Brian Gitta, a 24-year-old Ugandan software engineer has won £25,000 (124 million Ugandan shillings) in the fourth Africa Prize for Engineering Innovation.

Gitta is the first Ugandan to win the prestigious Africa Prize and the youngest winner to date. Gitta and his team developed Matibabu, a device which tests for malaria without drawing blood.

Matibabu, which means ‘medical centre’ in Swahili, is a low-cost, reusable device that clips onto a patient’s finger, requiring no specialist expertise to operate. The results are available within one minute on a mobile phone that is linked to the device.

At an awards ceremony in Nairobi, Kenya, last week, four finalists from across sub-Saharan Africa delivered presentations, before Africa Prize judges and a live audience voted for the most promising engineering innovation.



Rebecca Enonchong, Africa Prize judge, said; “We are very proud of this year’s winner. It’s a perfect example of how engineering can unlock development – in this case by improving healthcare.”

Apart from Gitta, the three runners-up selected winning £10,000 each were Ifediora Ugochukwu from Nigeria for iMeter, an intelligent metering system that gives Nigerian users transparency and control over their electricity supply. Collins Saguru, a Zimbabwean working in South Africa, for AltMet, a low-cost, environmentally friendly method for recovering precious metals from car parts and Michael Asante-Afrifa, from Ghana for Science Set, a mini science lab that contains specially developed materials for experiments.

Gitta commented: “We are incredibly honoured to win the Africa Prize – it’s such a big achievement for us because it means that we can better manage production in order to scale clinical trials and prove ourselves to regulators. The recognition will help us open up partnership opportunities – which is what we need most at the moment.”

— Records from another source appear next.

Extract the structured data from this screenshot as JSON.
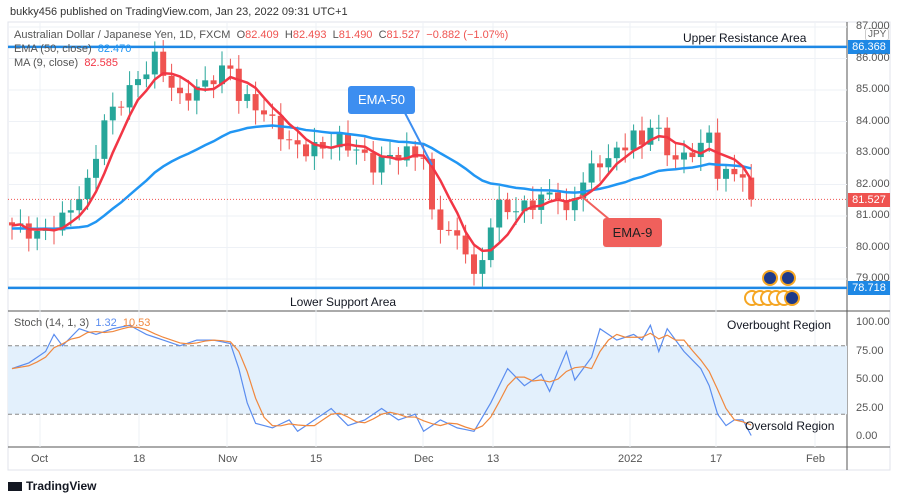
{
  "header": {
    "published": "bukky456 published on TradingView.com, Jan 23, 2022 09:31 UTC+1"
  },
  "legend": {
    "symbol": "Australian Dollar / Japanese Yen, 1D, FXCM",
    "o_label": "O",
    "o": "82.409",
    "h_label": "H",
    "h": "82.493",
    "l_label": "L",
    "l": "81.490",
    "c_label": "C",
    "c": "81.527",
    "change": "−0.882 (−1.07%)",
    "ema_label": "EMA (50, close)",
    "ema_value": "82.470",
    "ma_label": "MA (9, close)",
    "ma_value": "82.585",
    "stoch_label": "Stoch (14, 1, 3)",
    "stoch_k": "1.32",
    "stoch_d": "10.53"
  },
  "annotations": {
    "upper": "Upper Resistance Area",
    "lower": "Lower Support Area",
    "ema50": "EMA-50",
    "ema9": "EMA-9",
    "overbought": "Overbought Region",
    "oversold": "Oversold Region"
  },
  "price_axis": {
    "currency": "JPY",
    "ticks": [
      "87.000",
      "86.000",
      "85.000",
      "84.000",
      "83.000",
      "82.000",
      "81.000",
      "80.000",
      "79.000"
    ],
    "resistance_label": "86.368",
    "last_label": "81.527",
    "support_label": "78.718"
  },
  "stoch_axis": {
    "ticks": [
      "100.00",
      "75.00",
      "50.00",
      "25.00",
      "0.00"
    ]
  },
  "time_axis": {
    "ticks": [
      "Oct",
      "18",
      "Nov",
      "15",
      "Dec",
      "13",
      "2022",
      "17",
      "Feb"
    ]
  },
  "footer": {
    "brand": "TradingView"
  },
  "colors": {
    "up": "#26a69a",
    "down": "#ef5350",
    "ema50": "#2196f3",
    "ma9": "#f23645",
    "level": "#1e88e5",
    "k": "#5b8def",
    "d": "#f0883e"
  },
  "chart_data": {
    "type": "candlestick",
    "title": "Australian Dollar / Japanese Yen, 1D, FXCM",
    "ylim": [
      78.5,
      87.2
    ],
    "levels": {
      "resistance": 86.368,
      "support": 78.718
    },
    "close_keypoints": [
      [
        0,
        80.7
      ],
      [
        3,
        80.4
      ],
      [
        6,
        80.9
      ],
      [
        9,
        82
      ],
      [
        11,
        84
      ],
      [
        14,
        85
      ],
      [
        17,
        86
      ],
      [
        20,
        84.7
      ],
      [
        23,
        85.2
      ],
      [
        25,
        85.6
      ],
      [
        26,
        85.7
      ],
      [
        27,
        84.8
      ],
      [
        29,
        84.5
      ],
      [
        31,
        84
      ],
      [
        33,
        83.3
      ],
      [
        35,
        83.1
      ],
      [
        37,
        83.2
      ],
      [
        39,
        83.4
      ],
      [
        41,
        83.1
      ],
      [
        43,
        82.6
      ],
      [
        45,
        82.9
      ],
      [
        47,
        83
      ],
      [
        49,
        82.9
      ],
      [
        50,
        81
      ],
      [
        52,
        80.5
      ],
      [
        54,
        80
      ],
      [
        55,
        79
      ],
      [
        56,
        79.6
      ],
      [
        57,
        80.8
      ],
      [
        58,
        81.3
      ],
      [
        60,
        81.2
      ],
      [
        62,
        81.4
      ],
      [
        63,
        81.6
      ],
      [
        65,
        81.7
      ],
      [
        66,
        81
      ],
      [
        67,
        81.6
      ],
      [
        68,
        82.2
      ],
      [
        70,
        82.7
      ],
      [
        72,
        83
      ],
      [
        74,
        83.6
      ],
      [
        75,
        83.2
      ],
      [
        76,
        84
      ],
      [
        77,
        83.6
      ],
      [
        78,
        83
      ],
      [
        80,
        82.8
      ],
      [
        82,
        83.3
      ],
      [
        83,
        83.5
      ],
      [
        84,
        82.4
      ],
      [
        86,
        82.3
      ],
      [
        87,
        82.4
      ],
      [
        88,
        81.527
      ]
    ],
    "stoch_k_keypoints": [
      [
        0,
        60
      ],
      [
        2,
        65
      ],
      [
        4,
        75
      ],
      [
        5,
        90
      ],
      [
        6,
        80
      ],
      [
        8,
        95
      ],
      [
        10,
        90
      ],
      [
        12,
        95
      ],
      [
        14,
        98
      ],
      [
        16,
        90
      ],
      [
        18,
        85
      ],
      [
        20,
        80
      ],
      [
        22,
        85
      ],
      [
        24,
        85
      ],
      [
        26,
        82
      ],
      [
        27,
        60
      ],
      [
        28,
        30
      ],
      [
        29,
        12
      ],
      [
        31,
        8
      ],
      [
        33,
        15
      ],
      [
        34,
        5
      ],
      [
        36,
        15
      ],
      [
        38,
        25
      ],
      [
        40,
        10
      ],
      [
        42,
        15
      ],
      [
        44,
        25
      ],
      [
        46,
        15
      ],
      [
        48,
        20
      ],
      [
        49,
        5
      ],
      [
        51,
        15
      ],
      [
        53,
        8
      ],
      [
        55,
        5
      ],
      [
        57,
        30
      ],
      [
        59,
        60
      ],
      [
        61,
        45
      ],
      [
        63,
        55
      ],
      [
        64,
        40
      ],
      [
        66,
        75
      ],
      [
        67,
        50
      ],
      [
        69,
        70
      ],
      [
        70,
        95
      ],
      [
        72,
        85
      ],
      [
        74,
        90
      ],
      [
        75,
        85
      ],
      [
        76,
        98
      ],
      [
        77,
        75
      ],
      [
        78,
        95
      ],
      [
        80,
        75
      ],
      [
        82,
        60
      ],
      [
        83,
        45
      ],
      [
        84,
        20
      ],
      [
        85,
        10
      ],
      [
        86,
        15
      ],
      [
        87,
        15
      ],
      [
        88,
        1.32
      ]
    ],
    "stoch_bands": [
      80,
      20
    ]
  }
}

In 2017, 27-year-old Nigerian systems engineer, Godwin Benson, who designed Tuteria, an online platform that links students to qualified tutors in their area and within their budget, won the third edition of the Royal Academy of Engineering Africa Prize for Engineering Innovation.

The Africa Prize for Engineering Innovation, founded by the Royal Academy of Engineering in the UK, is Africa’s biggest prize dedicated to engineering innovation. It encourages talented sub-Saharan African engineers, from all disciplines, to develop innovations that address crucial problems in their communities in a new, appropriate way.